Gilberto Lopes, MD
Results from the phase III KEYNOTE-042 trial demonstrated an improvement in overall survival (OS) with single-agent pembrolizumab (Keytruda) versus chemotherapy as a frontline treatment for patients with locally advanced or metastatic non–small cell lung cancer (NSCLC) and a PD-L1 expression level ≥1%, emphasizing immunotherapy’s role in the treatment armamentarium.
“This trial is very important because it included both patients with squamous and nonsquamous NSCLC,” said lead author Gilberto Lopes, MD. “This a broader population, and the trial shows the benefit of pembrolizumab and immunotherapy in general in this patient population.”
In KEYNOTE-042, the median OS was 16.7 months with frontline pembrolizumab monotherapy compared with 12.1 months with standard chemotherapy in patients with advanced or metastatic NSCLC and a PD-L1 tumor proportion score (TPS) ≥1% (HR, 0.81; 95% CI, 0.71-0.93; P
= .0018). Across all patients with a PD-L1 TPS of 1% to 49%, which was an exploratory analysis, the median OS was 13.4 months with pembrolizumab compared with 12.1 months for chemotherapy (HR, 0.92; 95% CI, 0.77-1.11).
The OS benefit for pembrolizumab correlated with greater levels of PD-L1 expression: TPS ≥50% (20 vs 12.2 months; HR, 0.69; 95% CI, 0.56-0.85; P
= .0003); TPS ≥20% (17.7 vs 13.0 months; HR, 0.77; 95% CI, 0.64-0.92; P
= .002); and TPS ≥1% (16.7 vs 12.1 months; HR, 0.81; 95% CI, 0.71-0.93; P
Based on these results, the FDA granted a priority review designation to a supplemental biologics license application for the PD-1 inhibitor in September 2018. If approved, pembrolizumab’s label would be expanded to include frontline treatment for patients with NSCLC and a tumor proportion score (TPS) ≥1% whose tumors do not harbor EGFR
genomic aberrations.
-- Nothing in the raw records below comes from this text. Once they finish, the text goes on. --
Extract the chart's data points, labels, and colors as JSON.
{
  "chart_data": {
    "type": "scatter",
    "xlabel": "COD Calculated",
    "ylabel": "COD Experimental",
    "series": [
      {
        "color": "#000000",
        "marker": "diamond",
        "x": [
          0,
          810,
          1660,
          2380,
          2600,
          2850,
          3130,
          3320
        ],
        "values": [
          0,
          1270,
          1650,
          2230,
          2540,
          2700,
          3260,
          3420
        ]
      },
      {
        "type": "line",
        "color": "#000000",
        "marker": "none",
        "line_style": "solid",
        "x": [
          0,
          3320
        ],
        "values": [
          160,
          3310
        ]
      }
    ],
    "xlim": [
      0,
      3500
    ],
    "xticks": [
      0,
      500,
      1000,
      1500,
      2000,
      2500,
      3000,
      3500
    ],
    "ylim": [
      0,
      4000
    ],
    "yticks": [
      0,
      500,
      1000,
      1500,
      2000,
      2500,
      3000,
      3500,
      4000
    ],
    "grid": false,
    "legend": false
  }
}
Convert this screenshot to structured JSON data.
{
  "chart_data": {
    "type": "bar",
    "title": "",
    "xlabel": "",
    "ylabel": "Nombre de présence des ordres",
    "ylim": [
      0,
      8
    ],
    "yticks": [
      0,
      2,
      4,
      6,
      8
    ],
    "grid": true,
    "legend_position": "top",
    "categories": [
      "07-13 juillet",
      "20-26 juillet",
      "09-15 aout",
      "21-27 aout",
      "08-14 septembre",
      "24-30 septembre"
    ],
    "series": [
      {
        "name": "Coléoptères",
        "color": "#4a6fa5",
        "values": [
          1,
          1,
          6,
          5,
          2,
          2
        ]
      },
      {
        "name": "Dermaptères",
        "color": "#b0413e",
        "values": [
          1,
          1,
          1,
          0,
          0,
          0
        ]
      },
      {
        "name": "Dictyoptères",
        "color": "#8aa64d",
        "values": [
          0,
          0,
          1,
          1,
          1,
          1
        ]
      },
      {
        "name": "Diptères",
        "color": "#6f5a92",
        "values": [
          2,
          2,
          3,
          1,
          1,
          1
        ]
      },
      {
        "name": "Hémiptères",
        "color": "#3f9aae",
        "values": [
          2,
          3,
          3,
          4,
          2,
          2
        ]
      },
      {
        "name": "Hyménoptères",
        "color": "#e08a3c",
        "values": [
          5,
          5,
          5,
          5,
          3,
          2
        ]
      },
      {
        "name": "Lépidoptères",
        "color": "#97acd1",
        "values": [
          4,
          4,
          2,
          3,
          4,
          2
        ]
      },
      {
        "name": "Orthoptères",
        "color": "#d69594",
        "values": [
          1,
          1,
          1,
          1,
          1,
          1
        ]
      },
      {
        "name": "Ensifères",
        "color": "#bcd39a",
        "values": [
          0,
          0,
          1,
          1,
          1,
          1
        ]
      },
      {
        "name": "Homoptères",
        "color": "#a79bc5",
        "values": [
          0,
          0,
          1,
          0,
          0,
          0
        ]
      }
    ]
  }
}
The FDA is scheduled to decide on the application by January 11, 2019.
In an interview with OncLive®
, Lopes, a medical oncologist at Sylvester Comprehensive Cancer Center, University of Miami Health System, discussed the KEYNOTE-042 results and ongoing developments with immunotherapy in NSCLC.
OncLive: What was the rationale and background of the KEYNOTE-042 trial?
: The way we treat lung cancer has changed markedly over the last few years. Some days, it feels like it's changing hour to hour. We have developed new targeted agents for patients with EGFR
mutations and ALK
translocations, as well as for those with other genetic changes. Immunotherapies have become part of our standard armamentarium. Pembrolizumab, in particular, is a PD-1 inhibitor that has been tested in a number of different clinical scenarios.
In KEYNOTE-010, it was shown to be better than chemotherapy with docetaxel for patients who had failed first-line chemotherapy. It was also better than chemotherapy as a single agent for patients with a PD-L1 expression of 50% and above. In combination, it was also shown to be better than chemotherapy for patients with any level of PD-1 expression and without any PD-L1 expression.
KEYNOTE-042 was a study that was set up a number of years ago to assess the efficacy of pembrolizumab versus standard chemotherapy for patients with PD-L1 expression with a TPS of ≥1%. This was a trial designed for patients with nonsquamous and squamous histology. Patients had to have a good performance status of 0 or 1, and they could not have EGFR
mutations or ALK
translocations. Our primary endpoint was OS. OS was to be tested sequentially in patients with a TPS ≥50%, ≥20%, and ≥1%.
The primary endpoint was positive. OS was better for all patients in the trial, including patients with a TPS ≥1%. For that specific patient population, we had an HR of 0.81 and a P
value of .0018. In addition, we also tested for progression-free survival (PFS) as a key secondary endpoint. That was also supposed to be tested for the ≥50% population first. Even though it did fine with a HR of around 0.8, the P
value of .0019 was not low enough for the interim analysis, especially for it to be crossed. As such, the PFS was not positive in the interim analysis. Because of that, we did not have statistical testing for PFS for the other subgroups.
The results for response rates were quite similar between pembrolizumab and chemotherapy. [Pembrolizumab was favored in that] the durations of responses were much longer. The duration of response with pembrolizumab was 20 months and ranged between 8 and 9 months with chemotherapy.
Moreover, patients who received pembrolizumab had fewer adverse events (AEs). Seventeen to 18% of patients had treatment-related AEs that were graded 3 to 5 with pembrolizumab. Approximately 41% of patients had the same type of AEs with chemotherapy. Of course, immune-mediated AEs were more common with pembrolizumab than with chemotherapy.